El primer ministro británico, Andy Burnham, intercambió mensajes con un impostor que se hizo pasar por la jefa de Gabinete de Donald Trump, Susie Wiles, en los días previos y posteriores a su llegada a Downing Street el pasado julio. Una persona al corriente de las comunicaciones ha confirmado que el líder laborista intercambió «unos cuantos mensajes» con alguien que suplantó la identidad de Wiles, aunque ha remarcado que «no tenían ninguna importancia», según ha adelantado Politico.
La embajada británica en Washington ha trasladado a la Casa Blanca su preocupación por lo ocurrido y ha expresado su temor a que el teléfono de Wiles haya sido pirateado. Unas preocupaciones que, sin embargo, tanto el Gobierno británico como la Administración estadounidense han evitado comentar públicamente. «No hacemos comentarios sobre cuestiones de seguridad nacional«, se ha limitado a decir Downing Street.
No es la primera vez que se dan a conocer presuntos fallos de seguridad relacionados con el teléfono de la jefa de Gabinete de Trump. En mayo del año pasado, la Casa Blanca y el FBI iniciaron una investigación después de que varios senadores, gobernadores y altos cargos de empresas estadounidenses reportaran haber recibido llamadas y mensajes de texto de alguien que se hizo pasar por Wiles. «Garantizar que los responsables de nuestra Administración puedan comunicarse de forma segura para cumplir la misión del presidente es una prioridad absoluta«, aseguró entonces el director del FBI, Kash Patel.
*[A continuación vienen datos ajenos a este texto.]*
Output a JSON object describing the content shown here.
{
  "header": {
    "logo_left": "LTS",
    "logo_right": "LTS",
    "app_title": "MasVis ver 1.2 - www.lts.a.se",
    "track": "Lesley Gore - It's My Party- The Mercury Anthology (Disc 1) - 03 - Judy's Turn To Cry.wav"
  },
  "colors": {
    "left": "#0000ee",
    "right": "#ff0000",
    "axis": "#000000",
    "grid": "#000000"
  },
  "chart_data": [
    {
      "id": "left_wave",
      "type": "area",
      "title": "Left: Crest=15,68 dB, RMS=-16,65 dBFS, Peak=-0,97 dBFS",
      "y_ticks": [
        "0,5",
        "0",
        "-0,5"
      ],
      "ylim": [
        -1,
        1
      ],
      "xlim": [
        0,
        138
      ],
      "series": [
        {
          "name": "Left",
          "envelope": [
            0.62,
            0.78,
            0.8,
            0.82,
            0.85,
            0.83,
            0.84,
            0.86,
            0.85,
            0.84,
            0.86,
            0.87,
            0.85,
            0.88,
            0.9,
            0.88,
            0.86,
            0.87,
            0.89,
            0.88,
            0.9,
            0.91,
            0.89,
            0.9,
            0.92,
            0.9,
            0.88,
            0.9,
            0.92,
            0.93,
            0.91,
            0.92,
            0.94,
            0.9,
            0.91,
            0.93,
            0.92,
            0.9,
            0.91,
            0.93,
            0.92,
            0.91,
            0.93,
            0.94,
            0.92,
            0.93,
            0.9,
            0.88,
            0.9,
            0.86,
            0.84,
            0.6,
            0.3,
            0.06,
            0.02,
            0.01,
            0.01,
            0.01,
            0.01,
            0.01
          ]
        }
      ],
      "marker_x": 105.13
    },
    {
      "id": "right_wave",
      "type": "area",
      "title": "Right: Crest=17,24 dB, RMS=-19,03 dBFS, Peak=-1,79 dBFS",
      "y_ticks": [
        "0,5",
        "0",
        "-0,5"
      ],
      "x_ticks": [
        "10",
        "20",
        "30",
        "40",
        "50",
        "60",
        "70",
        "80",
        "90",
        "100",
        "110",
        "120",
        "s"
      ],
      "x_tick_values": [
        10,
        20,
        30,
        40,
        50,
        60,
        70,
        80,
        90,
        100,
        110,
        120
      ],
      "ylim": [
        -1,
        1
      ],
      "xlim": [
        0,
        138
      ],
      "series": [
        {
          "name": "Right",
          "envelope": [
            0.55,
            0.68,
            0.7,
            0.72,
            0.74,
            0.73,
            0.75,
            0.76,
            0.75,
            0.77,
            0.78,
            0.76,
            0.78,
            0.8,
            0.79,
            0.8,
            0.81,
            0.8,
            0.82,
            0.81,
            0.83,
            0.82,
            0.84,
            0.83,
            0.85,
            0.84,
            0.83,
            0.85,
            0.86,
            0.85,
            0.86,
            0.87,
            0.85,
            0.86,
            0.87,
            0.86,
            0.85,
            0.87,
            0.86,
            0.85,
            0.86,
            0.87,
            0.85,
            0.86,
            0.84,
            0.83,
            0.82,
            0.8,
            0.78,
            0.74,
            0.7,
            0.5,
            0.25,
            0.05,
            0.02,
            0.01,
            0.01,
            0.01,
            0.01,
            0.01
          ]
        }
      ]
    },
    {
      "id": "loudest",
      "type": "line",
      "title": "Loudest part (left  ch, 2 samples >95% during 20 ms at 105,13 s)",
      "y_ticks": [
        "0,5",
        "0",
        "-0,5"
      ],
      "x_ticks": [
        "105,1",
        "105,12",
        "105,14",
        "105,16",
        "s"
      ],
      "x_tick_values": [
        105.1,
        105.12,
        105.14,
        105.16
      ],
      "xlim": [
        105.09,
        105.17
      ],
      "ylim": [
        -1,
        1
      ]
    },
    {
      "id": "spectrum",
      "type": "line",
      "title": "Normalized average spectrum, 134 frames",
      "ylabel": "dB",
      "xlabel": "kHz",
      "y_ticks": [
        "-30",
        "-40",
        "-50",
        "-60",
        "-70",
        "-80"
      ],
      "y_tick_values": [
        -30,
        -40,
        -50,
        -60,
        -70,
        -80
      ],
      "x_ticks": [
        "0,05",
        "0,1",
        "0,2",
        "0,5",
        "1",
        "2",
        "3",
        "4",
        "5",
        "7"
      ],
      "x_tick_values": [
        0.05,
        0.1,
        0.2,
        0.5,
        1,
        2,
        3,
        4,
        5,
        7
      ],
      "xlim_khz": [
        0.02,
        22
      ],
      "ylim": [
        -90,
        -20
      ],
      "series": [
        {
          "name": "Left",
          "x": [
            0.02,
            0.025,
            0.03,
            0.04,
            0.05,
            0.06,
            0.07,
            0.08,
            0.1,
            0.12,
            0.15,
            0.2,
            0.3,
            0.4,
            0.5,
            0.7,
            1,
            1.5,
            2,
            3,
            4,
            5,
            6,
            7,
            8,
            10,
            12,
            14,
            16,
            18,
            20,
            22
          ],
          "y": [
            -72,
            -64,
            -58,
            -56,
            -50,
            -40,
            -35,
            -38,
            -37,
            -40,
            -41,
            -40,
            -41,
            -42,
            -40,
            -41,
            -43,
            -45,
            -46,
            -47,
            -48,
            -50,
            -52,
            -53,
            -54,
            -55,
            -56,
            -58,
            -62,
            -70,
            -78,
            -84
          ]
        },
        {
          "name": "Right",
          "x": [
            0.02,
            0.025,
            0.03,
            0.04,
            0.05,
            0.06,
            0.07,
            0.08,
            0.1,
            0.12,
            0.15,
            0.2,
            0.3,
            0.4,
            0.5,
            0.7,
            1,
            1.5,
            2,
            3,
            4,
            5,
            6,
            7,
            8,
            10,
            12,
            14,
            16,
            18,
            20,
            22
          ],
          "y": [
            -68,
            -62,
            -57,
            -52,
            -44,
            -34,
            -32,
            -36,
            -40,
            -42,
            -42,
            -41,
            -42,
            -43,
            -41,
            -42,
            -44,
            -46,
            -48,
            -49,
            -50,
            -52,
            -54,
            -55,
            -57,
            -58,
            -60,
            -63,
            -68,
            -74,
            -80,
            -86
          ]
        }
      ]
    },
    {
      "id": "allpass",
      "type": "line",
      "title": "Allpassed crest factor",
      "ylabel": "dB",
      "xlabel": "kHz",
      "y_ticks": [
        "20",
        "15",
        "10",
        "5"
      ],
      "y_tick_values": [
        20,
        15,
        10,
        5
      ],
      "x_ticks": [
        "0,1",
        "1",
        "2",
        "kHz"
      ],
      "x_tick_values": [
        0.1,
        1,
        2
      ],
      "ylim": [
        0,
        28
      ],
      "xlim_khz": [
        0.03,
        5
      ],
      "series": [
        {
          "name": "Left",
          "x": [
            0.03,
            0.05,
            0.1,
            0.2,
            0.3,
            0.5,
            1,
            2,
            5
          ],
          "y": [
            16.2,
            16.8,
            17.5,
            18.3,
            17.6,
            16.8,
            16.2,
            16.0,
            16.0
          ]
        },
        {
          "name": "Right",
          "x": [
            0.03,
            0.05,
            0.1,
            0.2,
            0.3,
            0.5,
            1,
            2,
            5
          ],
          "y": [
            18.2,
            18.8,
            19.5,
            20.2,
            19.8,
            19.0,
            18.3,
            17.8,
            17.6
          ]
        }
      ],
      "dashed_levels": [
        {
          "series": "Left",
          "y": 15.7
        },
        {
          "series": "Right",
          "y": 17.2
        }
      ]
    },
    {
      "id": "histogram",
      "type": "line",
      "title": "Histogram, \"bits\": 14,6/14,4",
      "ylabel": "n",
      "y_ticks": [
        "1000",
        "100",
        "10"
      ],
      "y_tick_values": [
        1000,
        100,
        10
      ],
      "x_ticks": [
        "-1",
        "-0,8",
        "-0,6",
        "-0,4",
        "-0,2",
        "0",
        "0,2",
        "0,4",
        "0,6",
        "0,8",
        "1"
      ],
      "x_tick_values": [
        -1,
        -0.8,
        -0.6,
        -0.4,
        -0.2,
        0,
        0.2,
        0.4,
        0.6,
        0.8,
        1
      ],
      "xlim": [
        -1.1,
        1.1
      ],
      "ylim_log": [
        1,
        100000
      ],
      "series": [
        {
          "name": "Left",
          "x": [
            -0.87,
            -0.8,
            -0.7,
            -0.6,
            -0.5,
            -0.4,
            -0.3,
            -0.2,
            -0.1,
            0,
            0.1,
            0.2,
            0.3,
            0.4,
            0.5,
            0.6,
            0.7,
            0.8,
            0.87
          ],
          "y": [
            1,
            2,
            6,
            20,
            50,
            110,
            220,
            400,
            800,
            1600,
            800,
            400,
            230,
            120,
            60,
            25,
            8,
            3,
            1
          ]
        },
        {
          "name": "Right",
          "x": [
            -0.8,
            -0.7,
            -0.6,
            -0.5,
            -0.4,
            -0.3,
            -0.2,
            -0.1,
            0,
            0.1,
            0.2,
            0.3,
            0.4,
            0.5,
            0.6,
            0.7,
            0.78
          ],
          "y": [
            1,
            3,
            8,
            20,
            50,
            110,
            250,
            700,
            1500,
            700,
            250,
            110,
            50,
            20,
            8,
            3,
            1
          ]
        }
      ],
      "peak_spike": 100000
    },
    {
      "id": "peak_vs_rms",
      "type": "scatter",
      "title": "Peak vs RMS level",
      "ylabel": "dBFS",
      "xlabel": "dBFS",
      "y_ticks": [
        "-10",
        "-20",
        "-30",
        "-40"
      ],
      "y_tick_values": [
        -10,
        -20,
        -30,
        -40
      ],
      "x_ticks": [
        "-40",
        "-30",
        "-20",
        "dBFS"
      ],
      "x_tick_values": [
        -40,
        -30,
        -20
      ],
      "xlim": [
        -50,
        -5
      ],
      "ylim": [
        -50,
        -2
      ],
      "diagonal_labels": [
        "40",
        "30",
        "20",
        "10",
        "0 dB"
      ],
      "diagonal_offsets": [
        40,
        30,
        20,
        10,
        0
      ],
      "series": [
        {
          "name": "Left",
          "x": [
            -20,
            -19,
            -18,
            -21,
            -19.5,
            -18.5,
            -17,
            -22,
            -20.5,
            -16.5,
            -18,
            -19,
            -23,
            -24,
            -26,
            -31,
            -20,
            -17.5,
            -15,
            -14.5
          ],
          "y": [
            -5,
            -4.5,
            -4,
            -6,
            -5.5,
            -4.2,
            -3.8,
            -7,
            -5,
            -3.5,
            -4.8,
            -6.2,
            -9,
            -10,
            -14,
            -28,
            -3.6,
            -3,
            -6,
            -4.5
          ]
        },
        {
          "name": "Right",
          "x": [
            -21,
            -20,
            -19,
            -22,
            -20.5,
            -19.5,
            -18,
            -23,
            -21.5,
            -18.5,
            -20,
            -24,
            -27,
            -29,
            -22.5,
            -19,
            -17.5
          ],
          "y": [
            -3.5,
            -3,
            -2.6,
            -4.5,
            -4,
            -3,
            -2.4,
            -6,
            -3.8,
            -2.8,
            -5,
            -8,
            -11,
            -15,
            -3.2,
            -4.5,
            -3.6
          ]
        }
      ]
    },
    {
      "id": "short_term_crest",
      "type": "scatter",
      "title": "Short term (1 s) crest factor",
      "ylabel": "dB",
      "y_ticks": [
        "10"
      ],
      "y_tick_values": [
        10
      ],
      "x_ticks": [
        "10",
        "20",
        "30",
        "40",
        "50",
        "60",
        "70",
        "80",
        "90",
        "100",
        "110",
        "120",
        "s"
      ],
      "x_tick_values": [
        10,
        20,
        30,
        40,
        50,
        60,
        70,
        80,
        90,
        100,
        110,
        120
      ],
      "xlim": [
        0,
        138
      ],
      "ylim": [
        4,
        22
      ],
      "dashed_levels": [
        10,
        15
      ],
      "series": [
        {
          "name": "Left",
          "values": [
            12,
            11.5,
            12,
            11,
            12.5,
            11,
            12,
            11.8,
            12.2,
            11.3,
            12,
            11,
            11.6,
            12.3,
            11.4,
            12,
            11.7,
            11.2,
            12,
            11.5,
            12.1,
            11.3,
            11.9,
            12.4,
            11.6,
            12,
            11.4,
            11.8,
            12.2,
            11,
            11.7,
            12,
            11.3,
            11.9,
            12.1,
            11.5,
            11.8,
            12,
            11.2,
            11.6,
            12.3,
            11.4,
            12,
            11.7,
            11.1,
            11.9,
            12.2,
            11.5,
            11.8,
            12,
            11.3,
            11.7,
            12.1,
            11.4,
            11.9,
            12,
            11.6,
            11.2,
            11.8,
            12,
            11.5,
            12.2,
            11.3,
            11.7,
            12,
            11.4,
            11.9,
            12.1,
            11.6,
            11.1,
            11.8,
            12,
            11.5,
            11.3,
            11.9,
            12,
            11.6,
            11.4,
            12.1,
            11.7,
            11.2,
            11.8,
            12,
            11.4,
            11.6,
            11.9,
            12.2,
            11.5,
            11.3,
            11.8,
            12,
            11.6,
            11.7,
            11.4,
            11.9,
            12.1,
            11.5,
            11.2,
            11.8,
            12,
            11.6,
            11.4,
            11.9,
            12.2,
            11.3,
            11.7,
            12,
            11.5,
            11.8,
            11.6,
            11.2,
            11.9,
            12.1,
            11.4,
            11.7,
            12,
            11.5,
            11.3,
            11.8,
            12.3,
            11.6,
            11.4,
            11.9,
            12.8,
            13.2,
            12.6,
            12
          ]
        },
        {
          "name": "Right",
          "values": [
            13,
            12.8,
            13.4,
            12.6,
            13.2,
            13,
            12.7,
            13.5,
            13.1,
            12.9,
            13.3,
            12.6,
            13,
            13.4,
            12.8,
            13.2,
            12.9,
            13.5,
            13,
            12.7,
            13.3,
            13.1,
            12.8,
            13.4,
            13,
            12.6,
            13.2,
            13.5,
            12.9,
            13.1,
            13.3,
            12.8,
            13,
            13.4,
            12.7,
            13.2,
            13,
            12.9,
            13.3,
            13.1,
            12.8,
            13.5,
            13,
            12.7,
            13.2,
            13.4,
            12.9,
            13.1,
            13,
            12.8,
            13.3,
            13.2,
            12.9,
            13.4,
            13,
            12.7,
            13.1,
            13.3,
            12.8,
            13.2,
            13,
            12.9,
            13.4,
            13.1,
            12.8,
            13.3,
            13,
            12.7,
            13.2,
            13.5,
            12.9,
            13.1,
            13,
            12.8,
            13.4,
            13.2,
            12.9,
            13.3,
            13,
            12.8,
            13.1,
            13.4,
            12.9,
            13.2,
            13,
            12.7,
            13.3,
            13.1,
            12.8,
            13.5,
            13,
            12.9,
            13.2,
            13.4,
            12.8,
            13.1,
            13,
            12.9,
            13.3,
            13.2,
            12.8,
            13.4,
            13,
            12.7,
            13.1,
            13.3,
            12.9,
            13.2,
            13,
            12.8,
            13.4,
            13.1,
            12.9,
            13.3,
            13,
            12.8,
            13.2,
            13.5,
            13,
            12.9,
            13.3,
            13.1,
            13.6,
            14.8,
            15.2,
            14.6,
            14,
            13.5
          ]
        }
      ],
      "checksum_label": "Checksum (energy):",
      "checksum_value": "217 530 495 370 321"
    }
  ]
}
En esa ocasión, el impostor utilizó presuntamente herramientas de Inteligencia Artificial (IA) para imitar la voz de Wiles y pidió a un miembro del Congreso estadounidense una lista de posibles indultos presidenciales y un contacto para hacer transferencias de dinero. Poco después, la propia afectada confirmó a sus colaboradores que los contactos de su móvil habían sido pirateados, según informó el Wall Street Journal.